Les conséquences des sondages en Grande-Bretagne
⚡ Résumé rapide
Il semble que le PPP soit dans une position confortable pour former le gouvernement du Gilgit-Baltistan après les élections de dimanche pour l’assemblée régionale.
Il semble que le PPP soit dans une position confortable pour former le gouvernement du Gilgit-Baltistan après les élections de dimanche pour l’assemblée régionale.
Bien que le parti soit en tête du décompte officieux au moment de la rédaction de cet article, le processus de scrutin n'a pas été sans controverse, le PPP lui-même affirmant qu'il y avait eu des irrégularités. Le PTI a également affirmé qu’il y avait eu un « trucage des élections ». La commission électorale locale a annoncé un nouveau scrutin sur cinq sièges la semaine prochaine.
On espère que les plaintes concernant le processus électoral seront traitées de manière satisfaisante afin que les élections aient une légitimité. À moins de changements radicaux dans le décompte final, le PPP dirigera très probablement le nouveau gouvernement britannique, éventuellement dans le cadre d’une coalition avec le PML-N. Le vice-Premier ministre Ishaq Dar a déjà félicité le PPP pour sa victoire.
Le PPP a une base solide en Grande-Bretagne et y a déjà formé des gouvernements. Toutefois, le processus électoral dans la région montagneuse ne doit pas ressembler à un simple jeu de chaises musicales politiques. La nouvelle administration doit s’attaquer de manière proactive aux problèmes de la région.
Au cours des dernières années, la région a été secouée par une série de manifestations sur des sujets aussi variés que les subventions au blé, les pannes d'électricité prolongées et les questions liées à la fiscalité. Au cœur de toutes ces protestations se trouve un sentiment d’aliénation de la part de la population locale par rapport à la formule politique actuelle, l’assemblée locale étant considérée comme manquant de pouvoir et toutes les décisions importantes étant prises à Islamabad.

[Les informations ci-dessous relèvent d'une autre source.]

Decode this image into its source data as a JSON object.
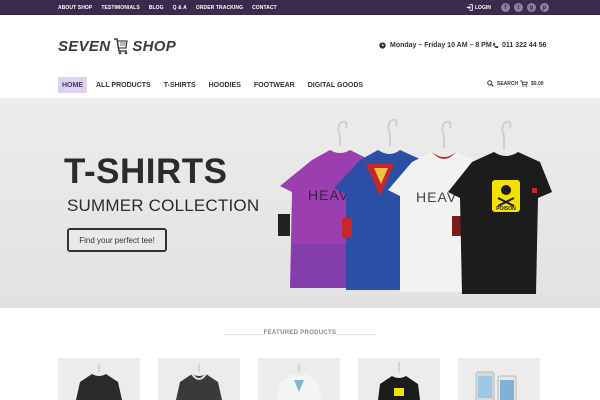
{
  "topbar": {
    "links": [
      "ABOUT SHOP",
      "TESTIMONIALS",
      "BLOG",
      "Q & A",
      "ORDER TRACKING",
      "CONTACT"
    ],
    "login_label": "LOGIN",
    "social": [
      {
        "icon": "facebook-icon",
        "glyph": "f"
      },
      {
        "icon": "twitter-icon",
        "glyph": "t"
      },
      {
        "icon": "google-plus-icon",
        "glyph": "g"
      },
      {
        "icon": "pinterest-icon",
        "glyph": "p"
      }
    ]
  },
  "header": {
    "logo_left": "SEVEN",
    "logo_right": "SHOP",
    "hours": "Monday – Friday 10 AM – 8 PM",
    "phone": "011 322 44 56"
  },
  "nav": {
    "items": [
      "HOME",
      "ALL PRODUCTS",
      "T-SHIRTS",
      "HOODIES",
      "FOOTWEAR",
      "DIGITAL GOODS"
    ],
    "active_index": 0,
    "search_label": "SEARCH",
    "cart_total": "$0.00"
  },
  "hero": {
    "title": "T-SHIRTS",
    "subtitle": "SUMMER COLLECTION",
    "button_label": "Find your perfect tee!",
    "shirt_prints": [
      "HEAV",
      "HEAV",
      "POISON"
    ]
  },
  "featured": {
    "title": "FEATURED PRODUCTS"
  },
  "colors": {
    "topbar": "#3b2a4d",
    "accent": "#ded3ef",
    "purple_shirt": "#9b3fb0",
    "blue_shirt": "#2c4fa6",
    "white_shirt": "#f2f2f2",
    "black_shirt": "#1c1c1c"
  }
}
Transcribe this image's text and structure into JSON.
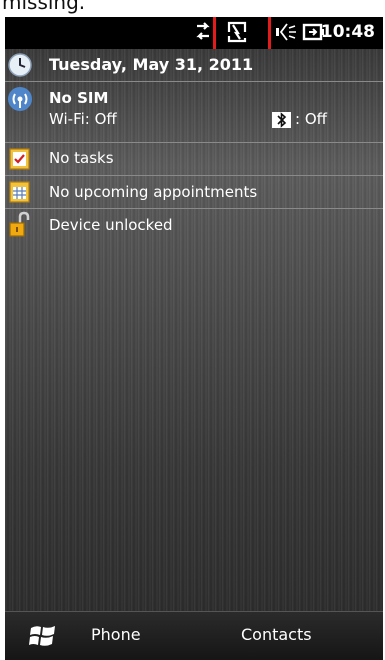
{
  "caption": "missing.",
  "status_bar": {
    "time": "10:48",
    "icons": [
      "sync-arrows-icon",
      "no-sim-icon",
      "volume-icon",
      "battery-charging-icon"
    ]
  },
  "today": {
    "date": "Tuesday, May 31, 2011",
    "sim": {
      "title": "No SIM",
      "wifi": "Wi-Fi: Off",
      "bluetooth": ": Off"
    },
    "tasks": "No tasks",
    "appointments": "No upcoming appointments",
    "device_lock": "Device unlocked"
  },
  "softkeys": {
    "left": "Phone",
    "right": "Contacts"
  },
  "colors": {
    "highlight_box": "#e31b1b",
    "background": "#1c1c1c"
  }
}
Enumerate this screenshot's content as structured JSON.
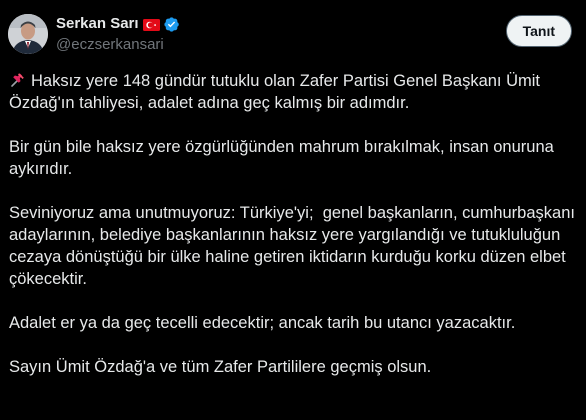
{
  "author": {
    "display_name": "Serkan Sarı",
    "handle": "@eczserkansari",
    "flag_icon": "turkey-flag-icon",
    "verified_icon": "verified-badge-icon",
    "verified_color": "#1d9bf0"
  },
  "follow_button": {
    "label": "Tanıt"
  },
  "tweet": {
    "pin_icon": "pushpin-icon",
    "paragraphs": [
      "Haksız yere 148 gündür tutuklu olan Zafer Partisi Genel Başkanı Ümit Özdağ'ın tahliyesi, adalet adına geç kalmış bir adımdır.",
      "Bir gün bile haksız yere özgürlüğünden mahrum bırakılmak, insan onuruna aykırıdır.",
      "Seviniyoruz ama unutmuyoruz: Türkiye'yi;  genel başkanların, cumhurbaşkanı adaylarının, belediye başkanlarının haksız yere yargılandığı ve tutukluluğun cezaya dönüştüğü bir ülke haline getiren iktidarın kurduğu korku düzen elbet çökecektir.",
      "Adalet er ya da geç tecelli edecektir; ancak tarih bu utancı yazacaktır.",
      "Sayın Ümit Özdağ'a ve tüm Zafer Partililere geçmiş olsun."
    ]
  },
  "colors": {
    "background": "#000000",
    "text": "#e7e9ea",
    "secondary_text": "#71767b",
    "button_bg": "#eff3f4"
  }
}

Le nouveau cabinet doit travailler dur pour changer ces perceptions. Si les questions concernant les relations constitutionnelles de la Grande-Bretagne avec le Pakistan – en particulier la possibilité que ce pays devienne une province provisoire en attendant la résolution du conflit du Cachemire – ne sont pas simples, les forces politiques locales n’ont pas nécessairement besoin de changements juridiques complexes pour assurer une bonne gouvernance.

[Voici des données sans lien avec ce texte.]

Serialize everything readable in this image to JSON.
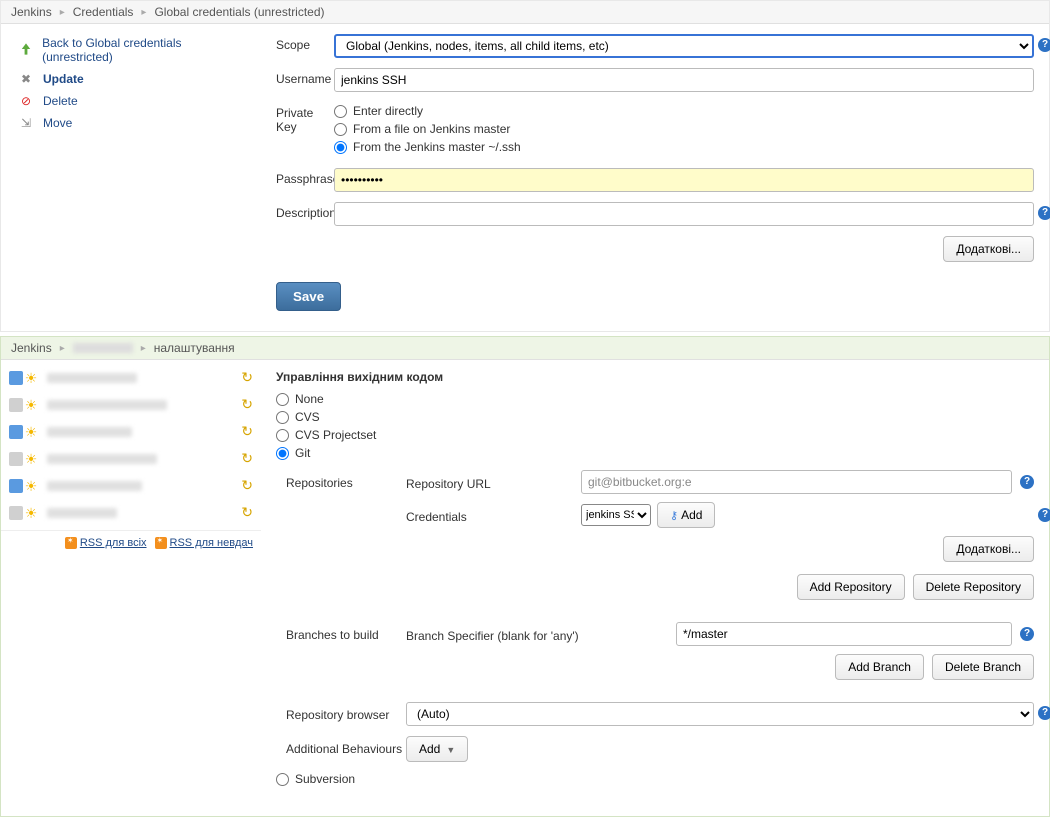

Ils doivent simplement écouter l’électorat et faire de leur mieux pour répondre à ses exigences. Si les besoins de la population ne sont pas satisfaits par le processus électoral, elle risque de retourner dans la rue.
Il est peu probable que l’ancienne politique fonctionne en Grande-Bretagne. La plupart des électeurs de la région sont jeunes et instruits, et il est peu probable qu’ils se laissent influencer par la politique du clientélisme et des « personnes influentes ». Ils veulent une résolution de leurs revendications légitimes. Cela inclut la garantie des droits fondamentaux, le premier droit sur les ressources de la région, et une voix au sujet de son avenir. Ce ne sont certainement pas des exigences impossibles.
Les autorités fédérales, ainsi que le gouvernement régional nouvellement élu, doivent assurer la population britannique qu’ils sont conscients de leurs doléances et de leurs revendications et qu’ils feront tout leur possible pour résoudre les problèmes constitutionnels et civiques de la région.
Faire des promesses ne suffit pas. Les électeurs britanniques veulent voir des actes, pas seulement des paroles. Le nouveau gouvernement aura donc les mains pleines.